Que dit-donc Walter Kasper dans des propos repris, comme on a pu le voir à mon lien, par le Vatican Insider? La traduction est de moi. Je sais qu'il y en a qui craindront le pire mais faut pas charrier. Interrogé sur le point de savoir pourquoi l'éventualité d'un changement de discipline de la part de l'Église catholique sur la question des divorcés dans l'Église provoque selon lui, une telle crainte, il répond: "Je crois qu'ils craignent un effet domino; si vous changez un point tout s'effondrerait. (...) C'est lié à de l'idéologie, à une compréhension idéologique de l'Évangile selon laquelle l'Évangile serait un code pénal. (...) Ce n'est pas un musée (...) Nous devons marcher avec le peuple entier de Dieu et voir ce que les peuples sont. Et nous devons faire preuve de discernement à la lumière de l'Évangile qui n'est pas un code de doctrines et de commandements".
Après avoir distingué doctrine et discipline, il développe: "La doctrine (...) ne peut pas changer. Ainsi personne ne nie l'indissolubilité du mariage. Mais la discipline peut changer. La discipline veut appliquer la doctrine à des situations concrètes qui sont contingentes et peuvent changer. Donc la discipline peut changer et a, en effet, changé au long de l'histoire de l'Église." Je vous demande pardon, Monseigneur, mais vous virez là dans le subtil et je confesse (...euh, enfin, vous m'avez compris) que je pourrais même trouver votre subtilité un peu faux-cul. Mais enfin c'est un protestant qui écrit ça. Fallait bien que je me fasse plaisir. Passons.

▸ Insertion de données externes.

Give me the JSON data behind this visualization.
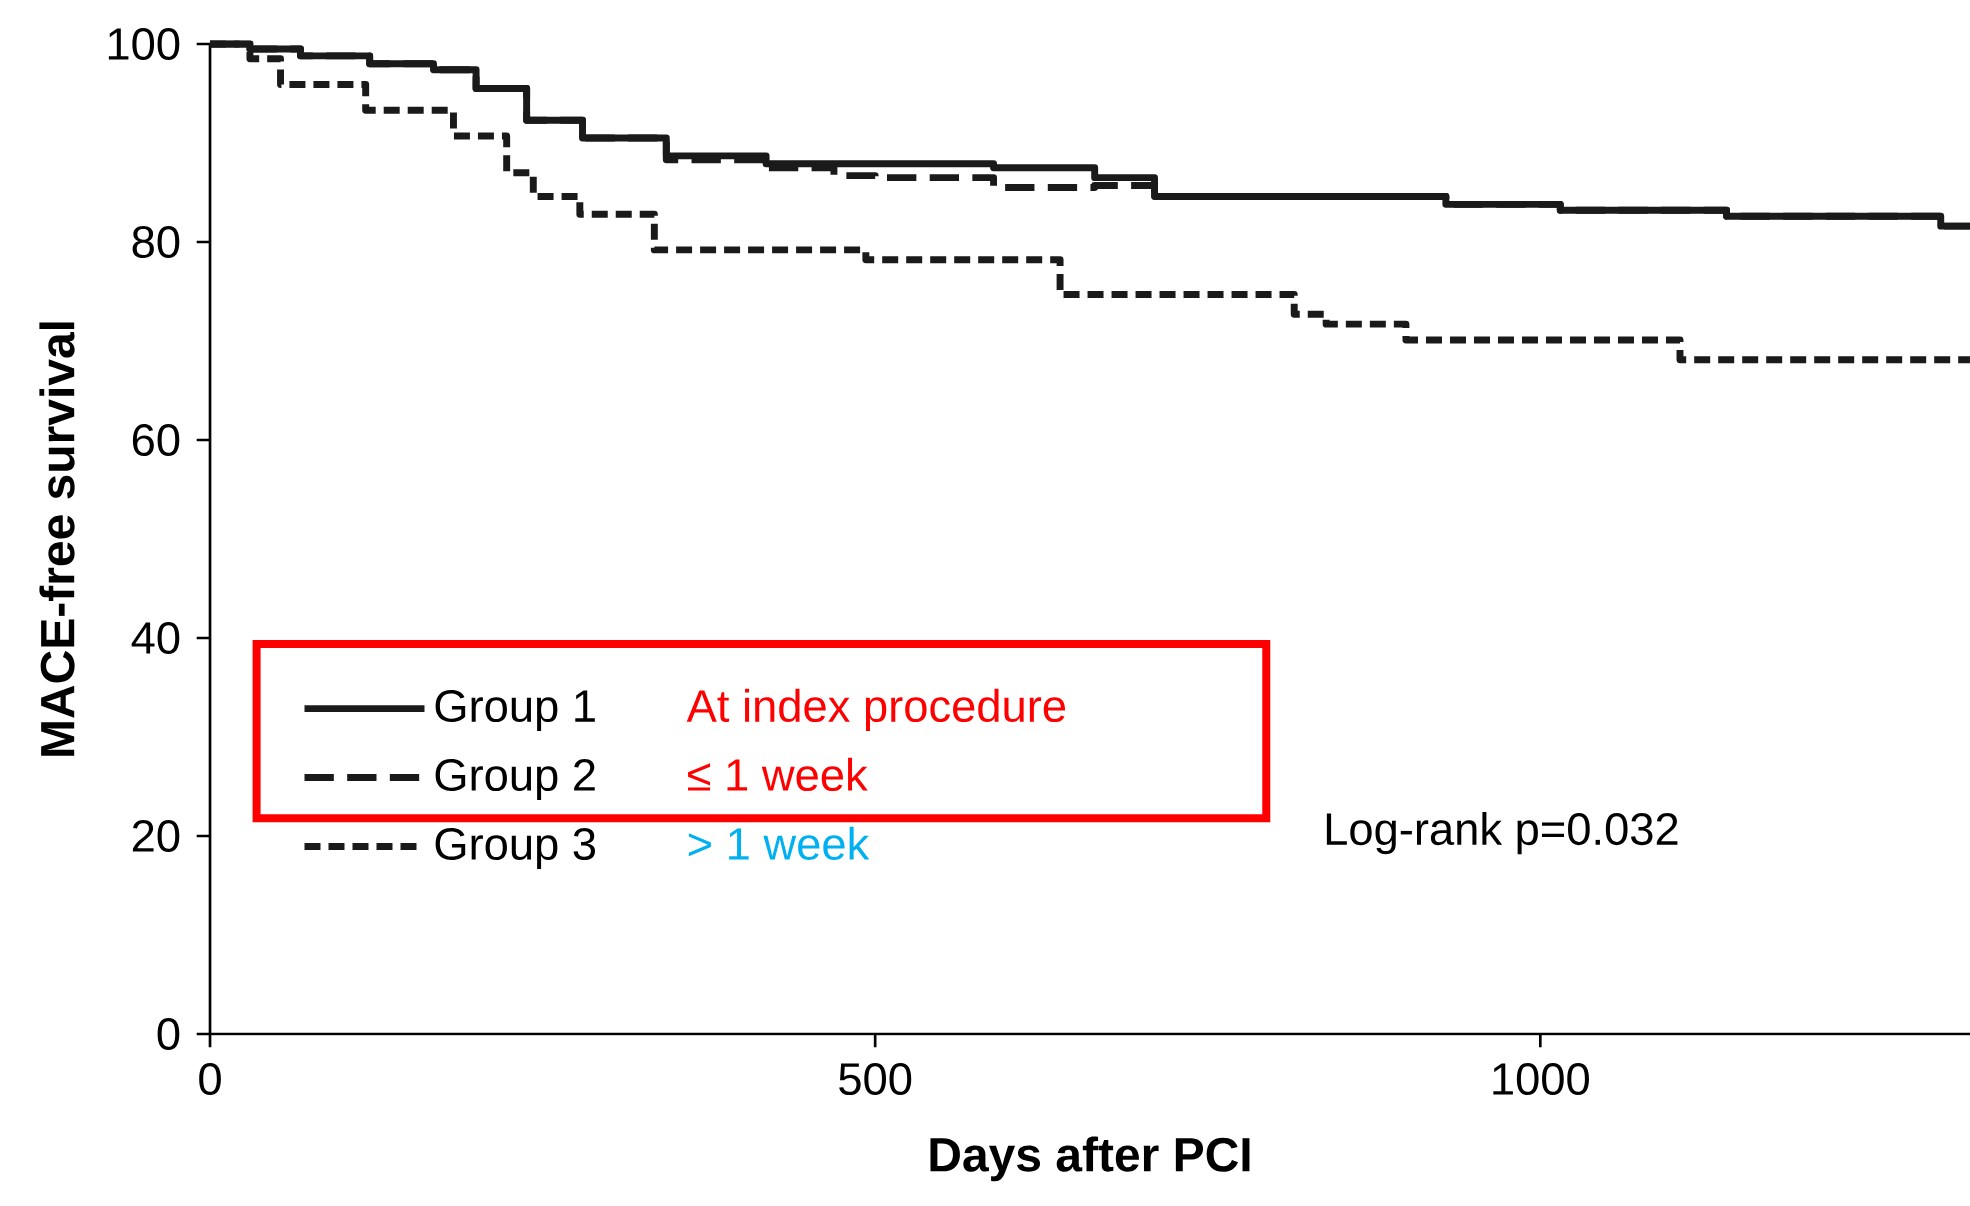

L'OPPOSITION À FRANCOIS.- Avec une naïveté à laquelle, évidemment, personne ne croit, les journalistes demandent à Mgr Kasper si, après une résistance qui semble s'être manifestée contre le pape François, la parution de ce livre n'est pas une étape supplémentaire dans cette opposition. Lisez bien la réponse de l'excellent cardinal: " Oui, c'est un problème. Je ne me souviens pas d'une situation semblable où de manière aussi organisée cinq cardinaux ait écrit un livre pareil. C'est la manière selon laquelle on pratique en politique, mais on ne devrait pas le faire dans l'Église. C'est ainsi que se comportent les politiciens mais je pense que nous ne devrions pas nous comporter ainsi dans l'Église". Fermez le banc. Je le disais en titre: ça camphre un max au Vatican. Entre nous, je me marre: je lis sur des sites intégristes qu'on continue de discuter de leur réintégration dans la grande église. Là, ça va être dur à avaler.